A forgotten prophecy echoed through the halls of power in Narcéa, passed down like an undeniable curse.
It was said that if the prince did not forge the poison with his own hands, the kingdom would fall into chaos, and his blood would become a curse that would consume the crown.
Everyone believed it. Everyone, except the queen.
She knew those words had been altered, manipulated, rewritten by the priests… and by Xadran, the man who sought absolute power.
But even if she knew the truth… could she fight against the blind faith of an entire people?
The day the priests came to the throne room.
Their white robes seemed pure, but their hearts were blackened by gold and fear.
One of them, an old man with piercing eyes, spoke first:
— Your Majesty, we have received a divine message.
The priest hesitated, then proclaimed:
"The son of the throne will become the blade that pierces the heart of the kingdom."
He lifted his gaze to her.
— We must act to prevent this catastrophe.
— And what do you propose?
A silence.
Then the words fell, heavy and implacable:
— Your son must craft a poison and administer it to you himself.
That night, the queen summoned her son, Oris, to her chambers.
He entered warily, his dark eyes analyzing her face. He knew she was troubled.
— They have asked something of you.
It was not a question.
She nodded.
— They want you to make a poison.
His expression hardened.
— And you want me to do it?
— Yes.
He let out a bitter laugh.
— So you believe them?
— No.
She stepped closer, placing her hands on his cheeks.
— I believe in you.
He froze.
— Oris, they want to break you. They want to use you as a pawn.

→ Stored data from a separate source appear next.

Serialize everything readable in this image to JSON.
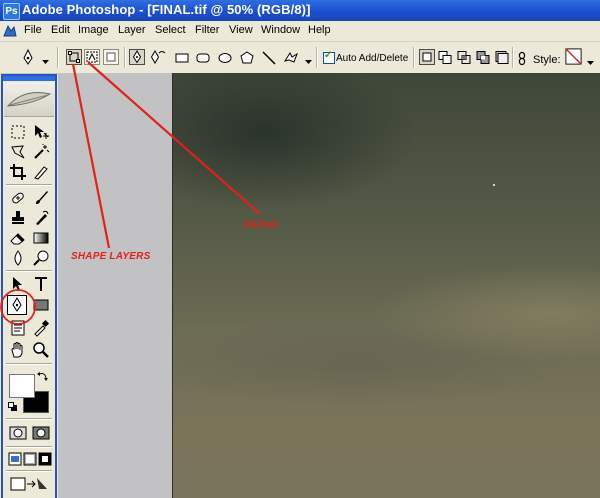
{
  "window": {
    "title": "Adobe Photoshop - [FINAL.tif @ 50% (RGB/8)]"
  },
  "menu": [
    "File",
    "Edit",
    "Image",
    "Layer",
    "Select",
    "Filter",
    "View",
    "Window",
    "Help"
  ],
  "options_bar": {
    "auto_add_delete_label": "Auto Add/Delete",
    "auto_add_delete_checked": true,
    "style_label": "Style:"
  },
  "annotations": {
    "shape_layers": "SHAPE LAYERS",
    "paths": "PATHS"
  },
  "icons": [
    "pen-tool-icon",
    "shape-layers-icon",
    "paths-icon",
    "fill-pixels-icon",
    "freeform-pen-icon",
    "rectangle-icon",
    "rounded-rectangle-icon",
    "ellipse-icon",
    "polygon-icon",
    "line-icon",
    "custom-shape-icon",
    "link-icon",
    "style-swatch-icon"
  ],
  "colors": {
    "annotation_red": "#e0221b",
    "title_blue": "#1c4fcf",
    "foreground": "#ffffff",
    "background": "#000000"
  }
}
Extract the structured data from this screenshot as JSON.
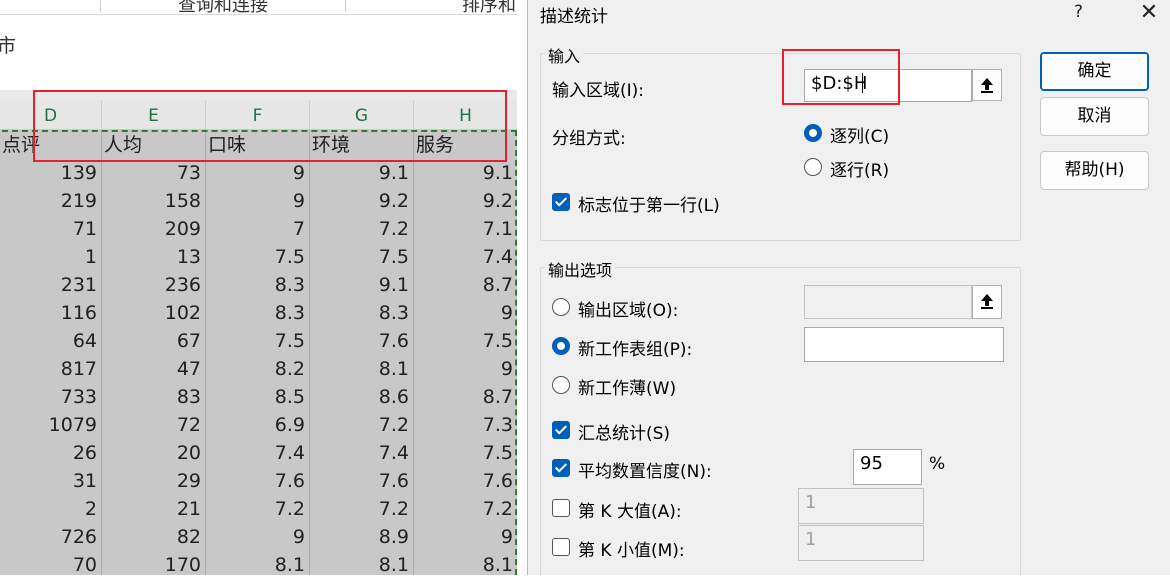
{
  "ribbon": {
    "item1": "查询和连接",
    "item2": "排序和筛选"
  },
  "formula": {
    "text": "市"
  },
  "sheet": {
    "columns": [
      "D",
      "E",
      "F",
      "G",
      "H"
    ],
    "headers": [
      "点评",
      "人均",
      "口味",
      "环境",
      "服务"
    ],
    "rows": [
      [
        "139",
        "73",
        "9",
        "9.1",
        "9.1"
      ],
      [
        "219",
        "158",
        "9",
        "9.2",
        "9.2"
      ],
      [
        "71",
        "209",
        "7",
        "7.2",
        "7.1"
      ],
      [
        "1",
        "13",
        "7.5",
        "7.5",
        "7.4"
      ],
      [
        "231",
        "236",
        "8.3",
        "9.1",
        "8.7"
      ],
      [
        "116",
        "102",
        "8.3",
        "8.3",
        "9"
      ],
      [
        "64",
        "67",
        "7.5",
        "7.6",
        "7.5"
      ],
      [
        "817",
        "47",
        "8.2",
        "8.1",
        "9"
      ],
      [
        "733",
        "83",
        "8.5",
        "8.6",
        "8.7"
      ],
      [
        "1079",
        "72",
        "6.9",
        "7.2",
        "7.3"
      ],
      [
        "26",
        "20",
        "7.4",
        "7.4",
        "7.5"
      ],
      [
        "31",
        "29",
        "7.6",
        "7.6",
        "7.6"
      ],
      [
        "2",
        "21",
        "7.2",
        "7.2",
        "7.2"
      ],
      [
        "726",
        "82",
        "9",
        "8.9",
        "9"
      ],
      [
        "70",
        "170",
        "8.1",
        "8.1",
        "8.1"
      ]
    ]
  },
  "dialog": {
    "title": "描述统计",
    "help": "?",
    "close": "✕",
    "input_group": {
      "title": "输入",
      "range_label": "输入区域(I):",
      "range_value": "$D:$H",
      "group_by_label": "分组方式:",
      "by_column": "逐列(C)",
      "by_row": "逐行(R)",
      "by_column_checked": true,
      "labels_first_row": "标志位于第一行(L)",
      "labels_first_row_checked": true
    },
    "output_group": {
      "title": "输出选项",
      "output_range": "输出区域(O):",
      "new_sheet": "新工作表组(P):",
      "new_workbook": "新工作薄(W)",
      "selected": "new_sheet",
      "summary": "汇总统计(S)",
      "summary_checked": true,
      "confidence": "平均数置信度(N):",
      "confidence_checked": true,
      "confidence_value": "95",
      "percent": "%",
      "kth_largest": "第 K 大值(A):",
      "kth_largest_checked": false,
      "kth_largest_value": "1",
      "kth_smallest": "第 K 小值(M):",
      "kth_smallest_checked": false,
      "kth_smallest_value": "1"
    },
    "buttons": {
      "ok": "确定",
      "cancel": "取消",
      "help": "帮助(H)"
    }
  },
  "colors": {
    "accent": "#005fb8",
    "highlight": "#e8202a",
    "column_letter": "#217346",
    "selection_fill": "#c8c8c8"
  }
}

But I want you to be free.
He shook his head.
— Then why ask this of me?
She murmured:
— Because if we refuse, they will kill us both.
His gaze darkened.
— You want to drink this poison.
She slowly nodded.
— It is the only way.
He stepped back, breath unsteady.
— No.
She smiled.
— I believe in you, Oris. I believe you are the only one who can save us.
Then she handed him a black stone, smooth and cold.

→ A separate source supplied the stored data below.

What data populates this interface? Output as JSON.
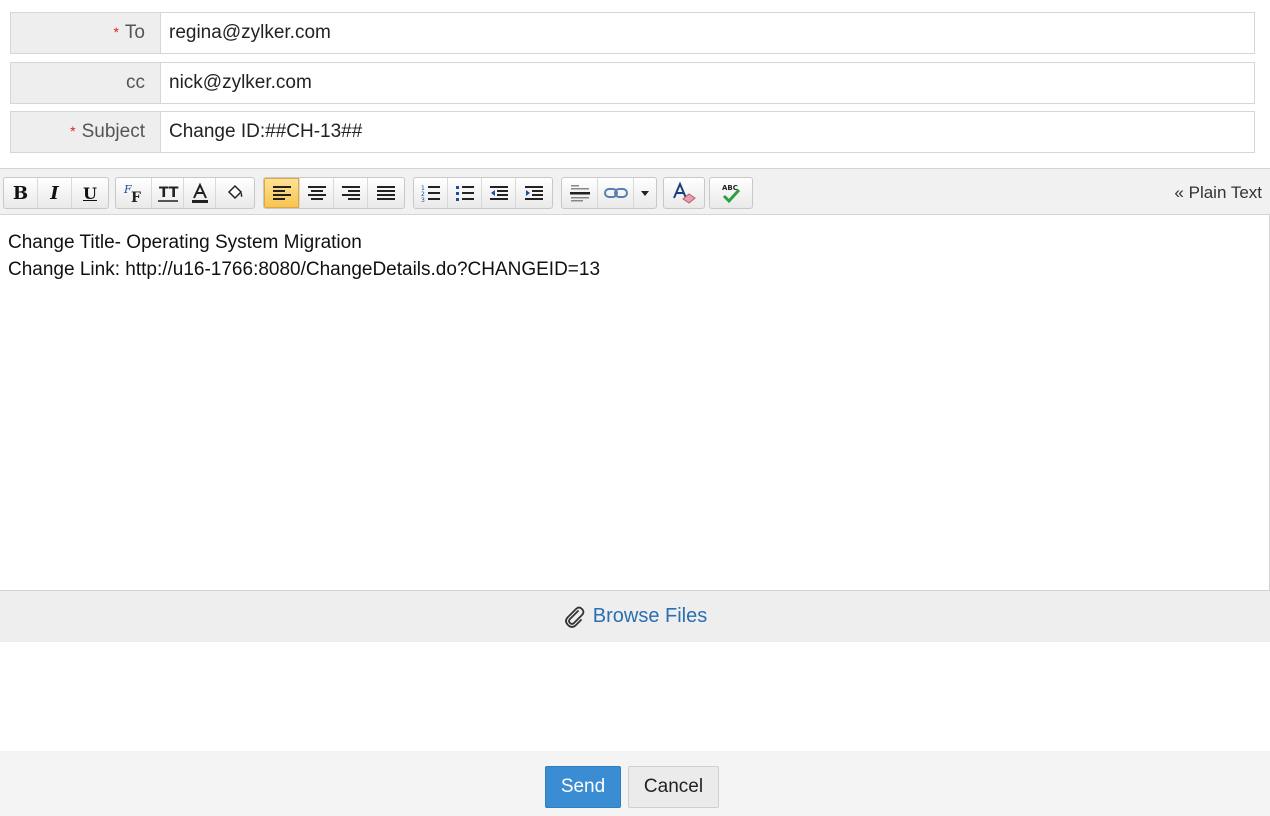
{
  "form": {
    "to": {
      "label": "To",
      "required": true,
      "value": "regina@zylker.com"
    },
    "cc": {
      "label": "cc",
      "required": false,
      "value": "nick@zylker.com"
    },
    "subject": {
      "label": "Subject",
      "required": true,
      "value": "Change ID:##CH-13##"
    },
    "required_marker": "*"
  },
  "toolbar": {
    "plain_text_label": "« Plain Text",
    "buttons": [
      "bold-icon",
      "italic-icon",
      "underline-icon",
      "font-family-icon",
      "font-size-icon",
      "text-color-icon",
      "background-color-icon",
      "align-left-icon",
      "align-center-icon",
      "align-right-icon",
      "align-justify-icon",
      "ordered-list-icon",
      "unordered-list-icon",
      "outdent-icon",
      "indent-icon",
      "horizontal-rule-icon",
      "link-icon",
      "more-dropdown-icon",
      "clear-format-icon",
      "spellcheck-icon"
    ],
    "active_button": "align-left-icon",
    "glyphs": {
      "bold": "B",
      "italic": "I",
      "underline": "U",
      "spellcheck": "ABC"
    }
  },
  "editor": {
    "lines": [
      "Change Title- Operating System Migration",
      "Change Link: http://u16-1766:8080/ChangeDetails.do?CHANGEID=13"
    ]
  },
  "attachments": {
    "browse_label": "Browse Files"
  },
  "actions": {
    "send_label": "Send",
    "cancel_label": "Cancel"
  },
  "colors": {
    "accent": "#3a8dd3",
    "link": "#2a6fb0",
    "required": "#e02020",
    "active_tool": "#f6c34e"
  }
}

— The sage hid it here. It is the key.
He clenched it in his hand, not understanding.
— If the prophecy is a lie… then why are you willing to die for it?
She pressed her forehead against his.
— I am not dying for the prophecy.
— Then for what?
She whispered:
— So that you can find the truth.
That night, Oris forged the poison that would change everything.

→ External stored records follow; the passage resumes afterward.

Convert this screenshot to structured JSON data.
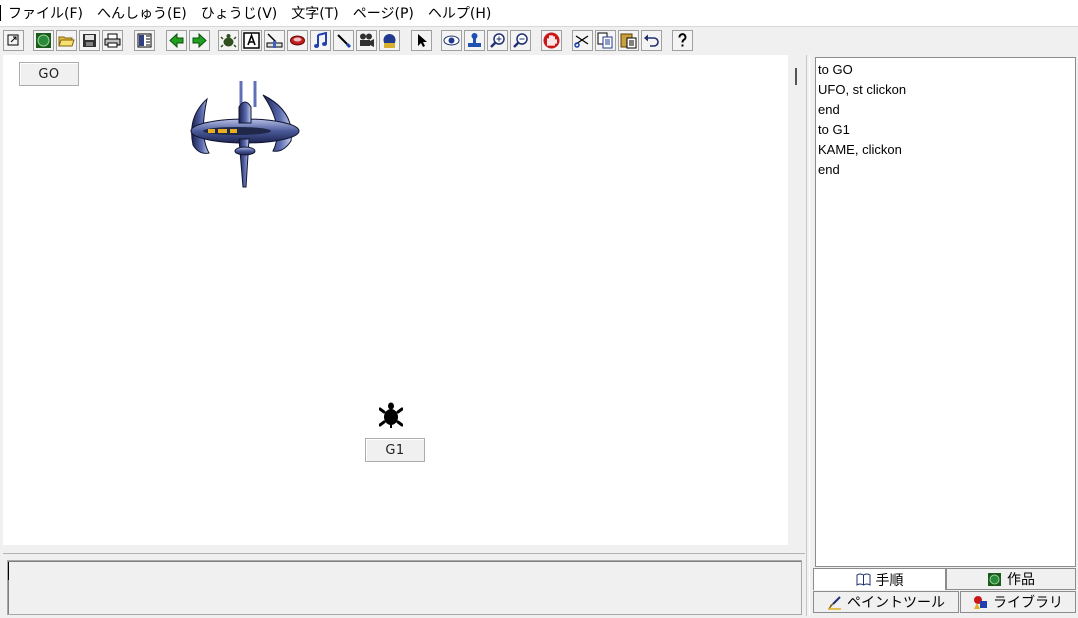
{
  "menu": {
    "items": [
      {
        "label": "ファイル(F)"
      },
      {
        "label": "へんしゅう(E)"
      },
      {
        "label": "ひょうじ(V)"
      },
      {
        "label": "文字(T)"
      },
      {
        "label": "ページ(P)"
      },
      {
        "label": "ヘルプ(H)"
      }
    ]
  },
  "toolbar": {
    "buttons": [
      {
        "icon": "window-arrow-icon"
      },
      {
        "icon": "globe-icon"
      },
      {
        "icon": "open-folder-icon"
      },
      {
        "icon": "save-icon"
      },
      {
        "icon": "print-icon"
      },
      {
        "icon": "page-layout-icon"
      },
      {
        "icon": "back-arrow-icon"
      },
      {
        "icon": "forward-arrow-icon"
      },
      {
        "icon": "turtle-new-icon"
      },
      {
        "icon": "text-box-icon"
      },
      {
        "icon": "slider-icon"
      },
      {
        "icon": "button-tool-icon"
      },
      {
        "icon": "music-icon"
      },
      {
        "icon": "pen-icon"
      },
      {
        "icon": "video-icon"
      },
      {
        "icon": "media-icon"
      },
      {
        "icon": "select-arrow-icon"
      },
      {
        "icon": "eye-icon"
      },
      {
        "icon": "stamp-icon"
      },
      {
        "icon": "zoom-in-icon"
      },
      {
        "icon": "zoom-out-icon"
      },
      {
        "icon": "stop-hand-icon"
      },
      {
        "icon": "cut-icon"
      },
      {
        "icon": "copy-icon"
      },
      {
        "icon": "paste-icon"
      },
      {
        "icon": "undo-icon"
      },
      {
        "icon": "help-icon"
      }
    ]
  },
  "stage": {
    "go_button": "GO",
    "g1_button": "G1",
    "sprites": [
      "ufo",
      "turtle"
    ]
  },
  "script": {
    "lines": [
      "to GO",
      "UFO, st clickon",
      "end",
      "to G1",
      "KAME, clickon",
      "end"
    ]
  },
  "command_line": {
    "value": ""
  },
  "tabs": {
    "procedures": "手順",
    "works": "作品",
    "paint_tools": "ペイントツール",
    "library": "ライブラリ"
  },
  "colors": {
    "window_bg": "#f0f0f0",
    "stage_bg": "#ffffff",
    "ufo_body": "#4a5a9a"
  }
}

But Oris did not create an ordinary poison.
He crafted a unique elixir, an alchemy that defied natural laws: a suspended poison.
A brew that granted neither life nor death but an in-between state, a forced pause between existence and oblivion.
He refused to betray his nature. He was an alchemist of healing, not of destruction.
And so, he deceived the priests.
Xadran did not want to kill Oris outright. He wanted to reduce him to nothing.
To strip him of his title. To rob him of his victories. To stop him from healing.
A king without a crown, a warrior without a battle, an alchemist without a gift.
That was how you destroyed a man.
The palace was silent. Not a breath, not a sound, as if the walls themselves were holding their breath. Oris knelt in the shadows, his trembling hands pressed against the cold floor.
The queen was there, her body motionless, suspended between life and death. The poison had not destroyed her soul… but it had not saved her either.
He placed a hand on her chest. Her heart still beat, slowly, faintly.
He should have felt relief.
But there was only emptiness.
Something inside him had shattered.
Oris rose mechanically. His fingers searched for the familiar energy, the invisible current that allowed him to transmute matter, to shape alchemy as he always had.
But he felt nothing.
The alchemy of matter was now forbidden to him.
His gift, the force that had accompanied him since childhood, was now just a memory. His hands could no longer create. They could no longer heal.
Nothing.
The poison… he was paying the price.
A bitter laugh escaped his lips. So this is my punishment?
A hand that could no longer shape. An alchemist reduced to powerlessness.
He lifted his head.
Xadran had thought he had taken everything from him.
But he did not know that the alchemy of war obeyed no divine law.
Oris knelt again, his fingers brushing against the floor. He could no longer shape it, but he could still feel the world's vibrations.
He was not broken.
He was not finished.
He closed his eyes for a moment, then stood.
Oris could not leave his mother's body in Xadran's hands. So, before anyone could examine it, he made her disappear.
A heavy silence fell upon the palace. The priests whispered that the prophecy had been fulfilled, that the poison had claimed its due, and that the kingdom was finally saved from a grim fate.
But the truth was something else entirely.
Oris had never intended to kill his mother.
Officially, the queen was dead. Her coffin was sealed, the rites performed.
But in reality, she slept elsewhere, hidden from all eyes.